L’infertilità maschile rappresenta circa il 50% delle cause di infertilità di coppia.
Tra le cause più frequenti d’infertilità maschile ci sono:
- varicocele (dilatazione e cattivo funzionamento di alcune vene del testicolo);
- infezioni batteriche, fungine o virali;
- alterazioni dello sviluppo dei testicoli, eventualmente associate a una ridotta produzione di ormoni androgeni maschili (es. testosterone);
- alterazioni ormonali, per sofferenza dell’ipotalamo, dell’adenoipofisi o del testicolo (es. ipogonadismo ipogonadotropo, normogonadotropo e ipergonadotropo);
- traumi dei testicolo;
- malformazioni congenite o acquisite delle vie seminali;
- malattie genetiche (es. fibrosi cistica, alterazioni del cromosoma Y).
Spesso alcune di queste alterazioni possono essere accuratamente diagnosticate e parzialmente curate da un uro-andrologo con terapie mediche specifiche o con interventi chirurgici mirati.

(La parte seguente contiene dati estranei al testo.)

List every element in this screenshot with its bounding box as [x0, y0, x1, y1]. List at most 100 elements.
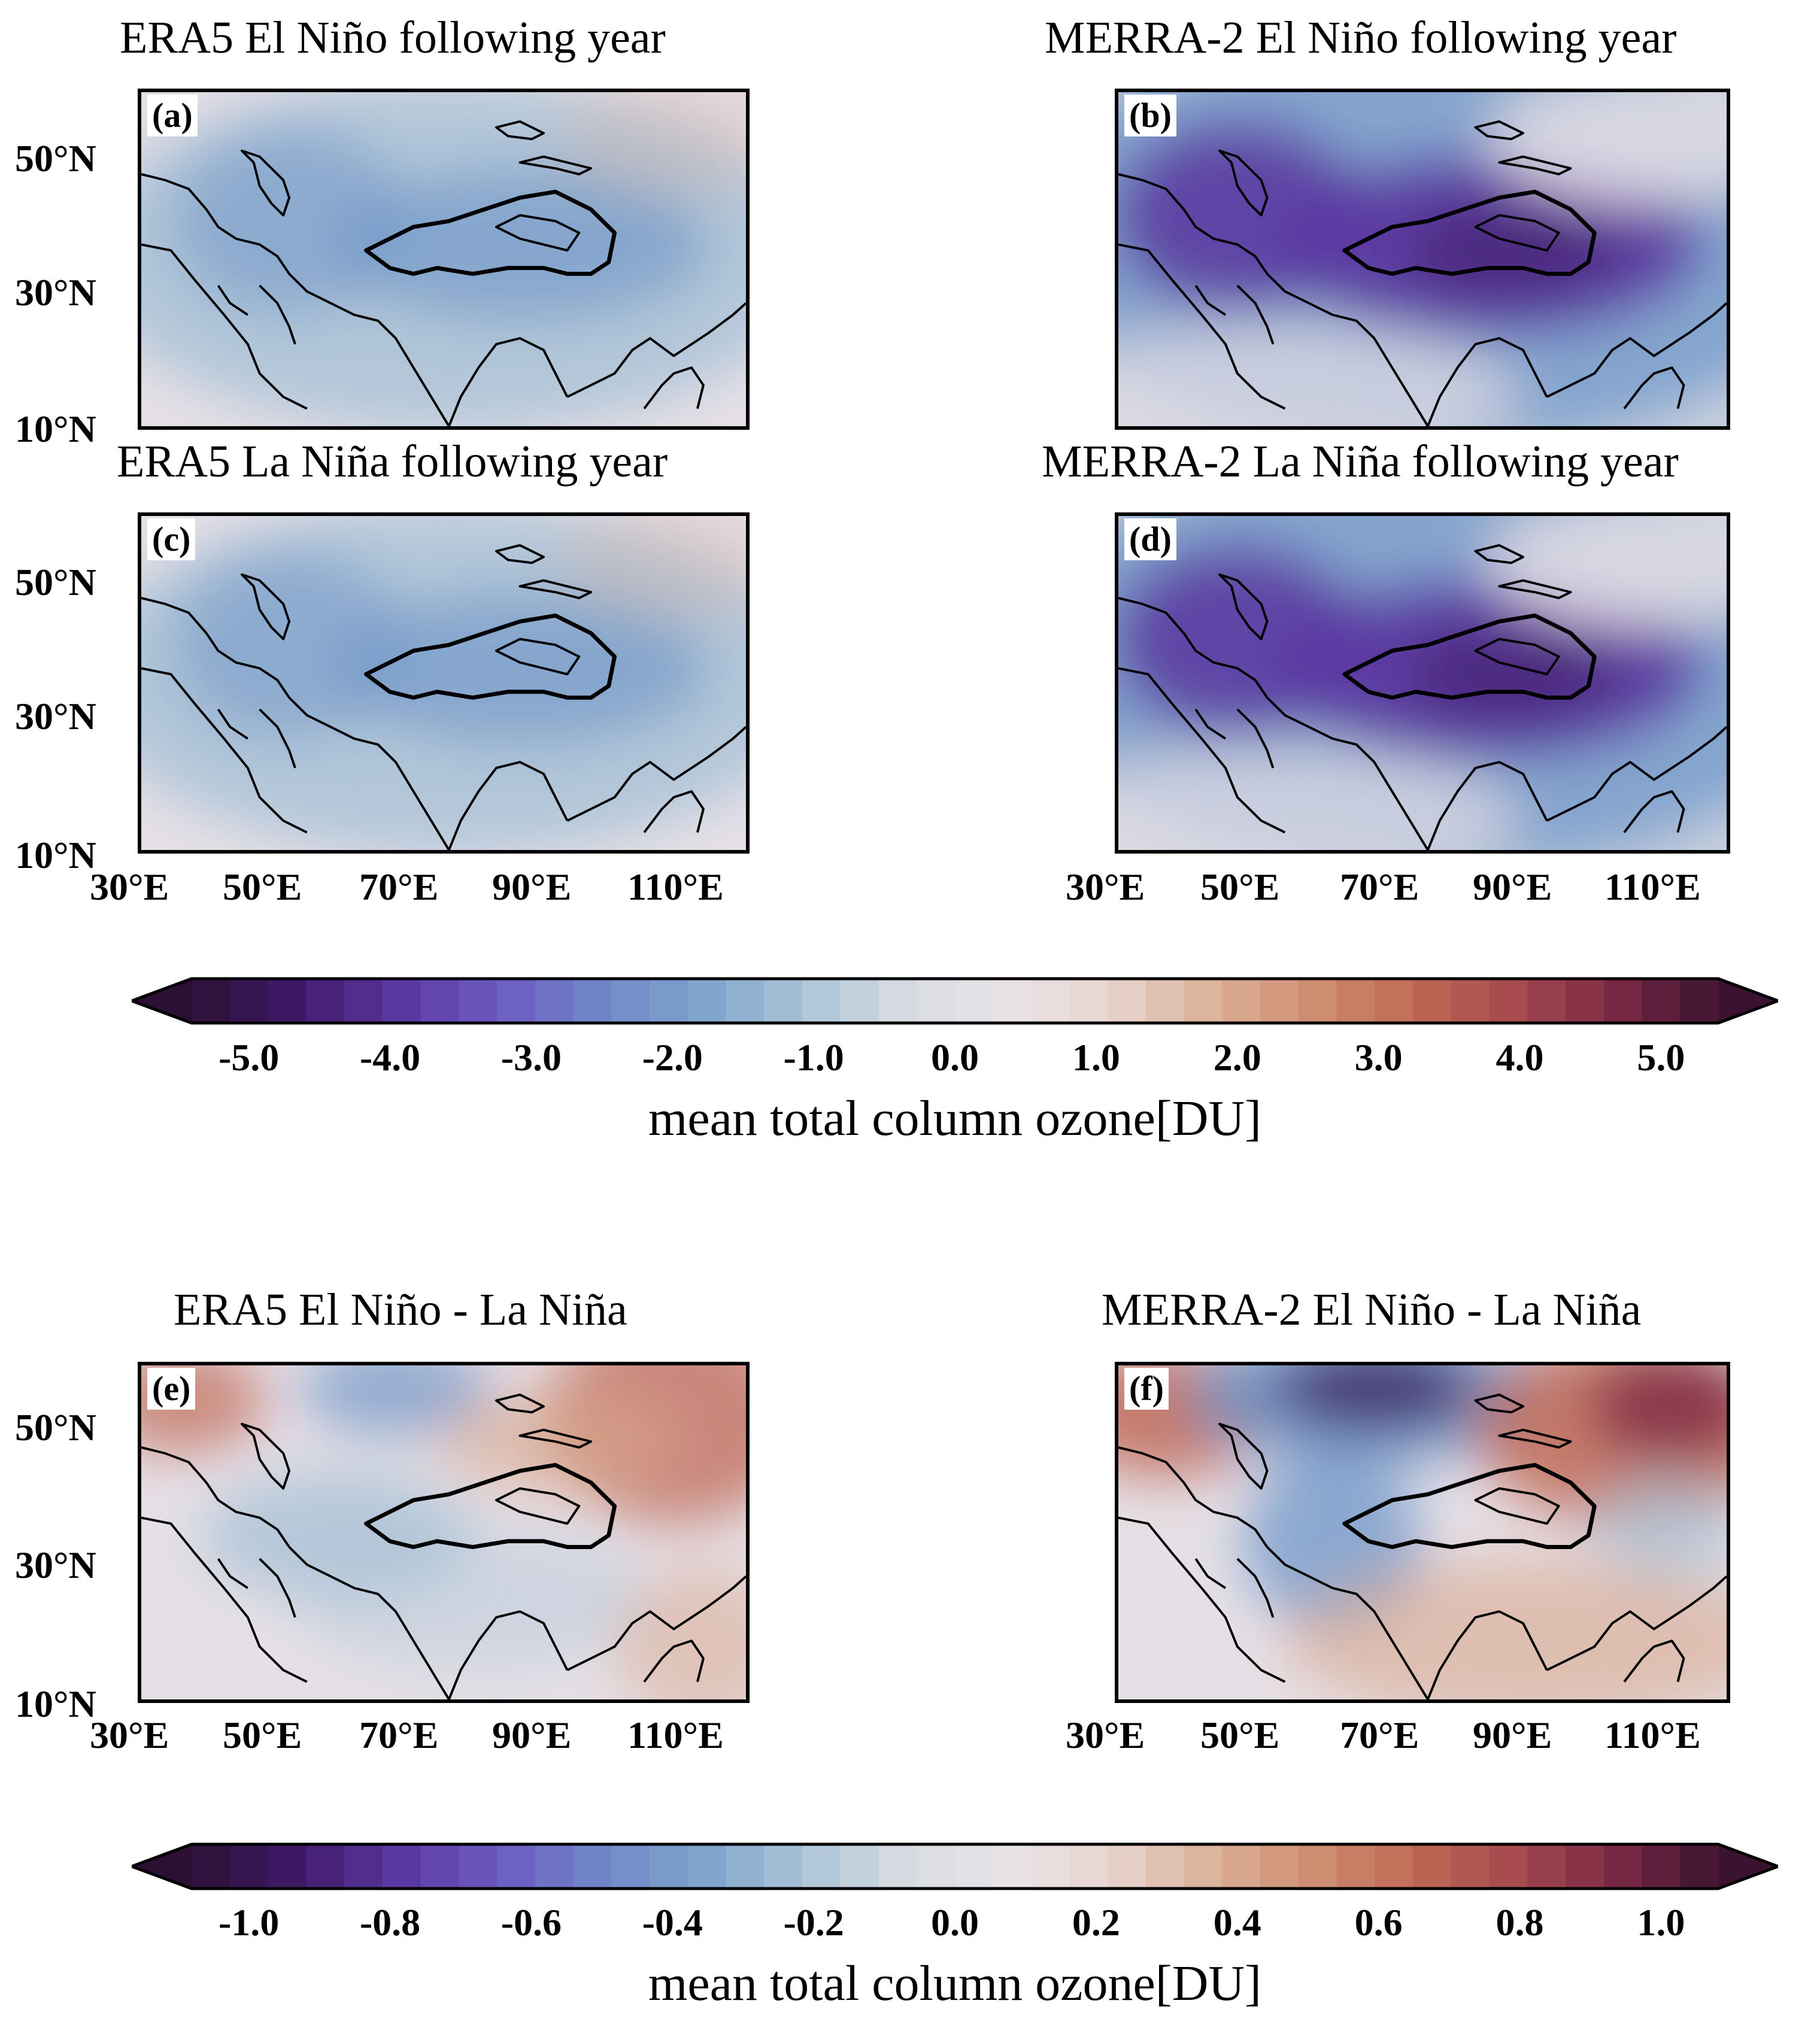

L’esame per valutare il potenziale di fertilità maschile è lo spermiogramma (raccolta del liquido seminale e sua valutazione al microscopio), al quale si associa l’analisicitofluorimetrica del DNA per definire con maggiore precisione il tipo di problema.
Altri esami diagnostici sono power-Color Doppler dinamico penino, power Color-Doppler dei vasi spermatici e rigidometria peniena notturna (RigiScan).